Este es uno de esos artículos formados por piezas pequeñas, por cosas que veo por ahí y por curiosidades y banalidades que, por sí solas, no dan para una columna completa o al menos a mí no me lo parece. Cosas que he ido dejando en el tintero, sobre el último mes, y que me apetece contarles sin ningún hilo conductor entre sí, como si fuera un texto fragmentario.
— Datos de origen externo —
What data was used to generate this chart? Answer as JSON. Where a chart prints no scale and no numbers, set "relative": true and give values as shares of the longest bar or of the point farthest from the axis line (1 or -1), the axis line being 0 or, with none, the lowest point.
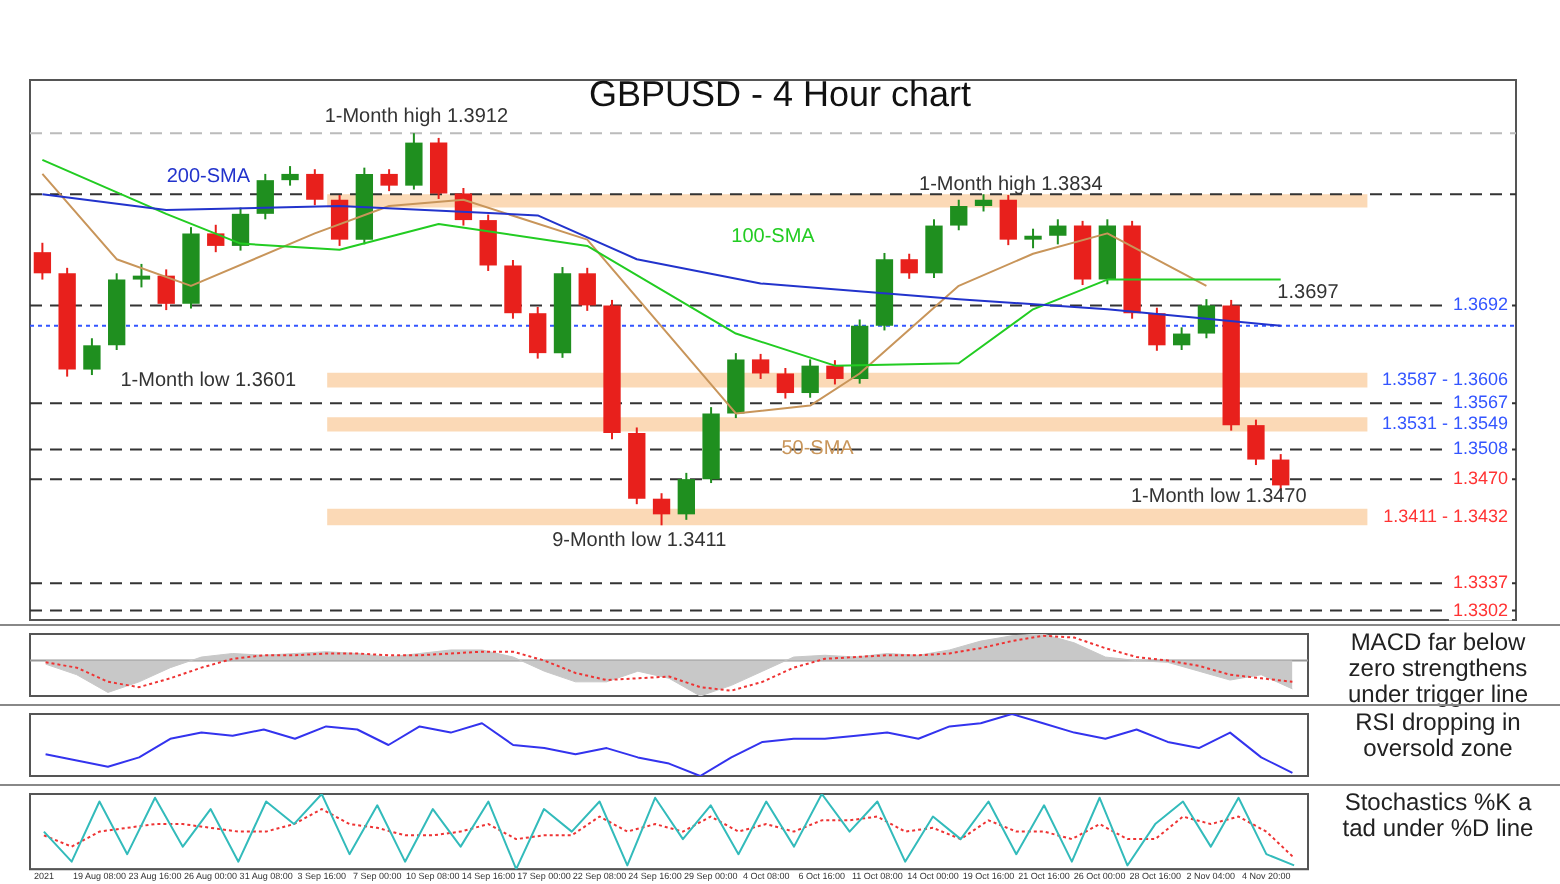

Un día de julio, comiendo en un restaurante barato con un amigo zamorano (y residente en Madrid), pedí de primer plato un gazpacho. Cuando me lo sirvieron, en un tazón, vi que en la superficie flotaba un cubito de hielo. Nunca había visto nada parecido. Lo cual no quiere decir que no sea una costumbre hostelera. A mí se me hizo raro. Yo creo que los hielos son para los refrescos y el alcohol. No dije nada y me tomé el gazpacho con hielo. En el metro, hace tan sólo unos días, en un vagón había varios chavales de barrio: dos tipos y tres chicas. Y oímos que uno de los chicos le decía al otro: “¿Te acuerdas de aquel tío al que pegaste?” Como el que habla de sus últimas compras o del libro que se está leyendo: lo dijo con la naturalidad propia de quienes viven en un mundo en que los puñetazos son moneda habitual, cotidiana. Fui a ver la última entrega de Harry Potter y resulta que es una película de adolescentes con picores. Todos los personajes jóvenes se pasan el largometraje enredando, a ver quién se lía con quién. Los personajes son adolescentes, pero no así los actores que los interpretan. Daniel Radcliffe empezó esta saga siendo un niño y acabará siendo viejo en la última entrega, si no se dan prisa. Dado que, en los cines, me sitúo en la tercera fila empezando por delante, puedo ver ciertos detalles que a los espectadores sentados más atrás se les escapan. Por ejemplo, que en un par de escenas se notan los cañones de la barba en el mentón de Harry Potter. He leído una entrevista en la que dice que sus asesores de imagen le obligan a afeitarse a diario durante los rodajes, algo que destroza la piel cuando sólo tienes veinte años. Una amiga, madre de dos niños, me contó una anécdota la otra noche. Estaba en la playa y sus hijos de dos años y pico se estaban bañando desnudos. Una señora se le acercó para advertirla. Dijo a mi amiga que no debería permitir a los críos deambular sin bañador, porque los perturbados se dedican a hacerles fotos y luego las cuelgan en internet. Mi amiga se horrorizó. A mí me dio asco que exista gente de ese calibre. Este es el mundo en el que vivimos, en el que ni siquiera los chiquillos están a salvo en la playa sin mirones que los acechen, en el que un pitufo ya no puede bañarse en cueros, como nos hemos bañado todos de pequeños.
La semana pasada fui a comprarme un libro que acaban de reeditar, “Viaje en torno de mi cráneo”, de Frigyes Karinthy, autor húngaro que murió dos años después de ser operado de la cabeza, historia que relata en tal título. Pues ese mismo día, buscando datos sobre el autor, me enteré de algo que ignoraba: Karinthy fue quien propuso la célebre teoría de los “seis grados de separación”. Leí también un reportaje de El País sobre una serie que quiero empezar a ver estos días (y que me han recomendado algunas personas): “The Wire”. Dicen que es una de las mejores series de la historia. Espero que así sea porque necesito suplir el hueco que me dejó “Los Soprano”. Necesito ver otra serie con la misma fuerza, una serie que me apasione. El Castillo de Zamora ya está abierto al público. Estoy deseando verlo. Para mí el Castillo significa mucho. Fue importante en distintas etapas de mi vida. Antaño fui allí a pasear, a reflexionar, a ver gatos vagabundos, a besar a una chica en la oscuridad.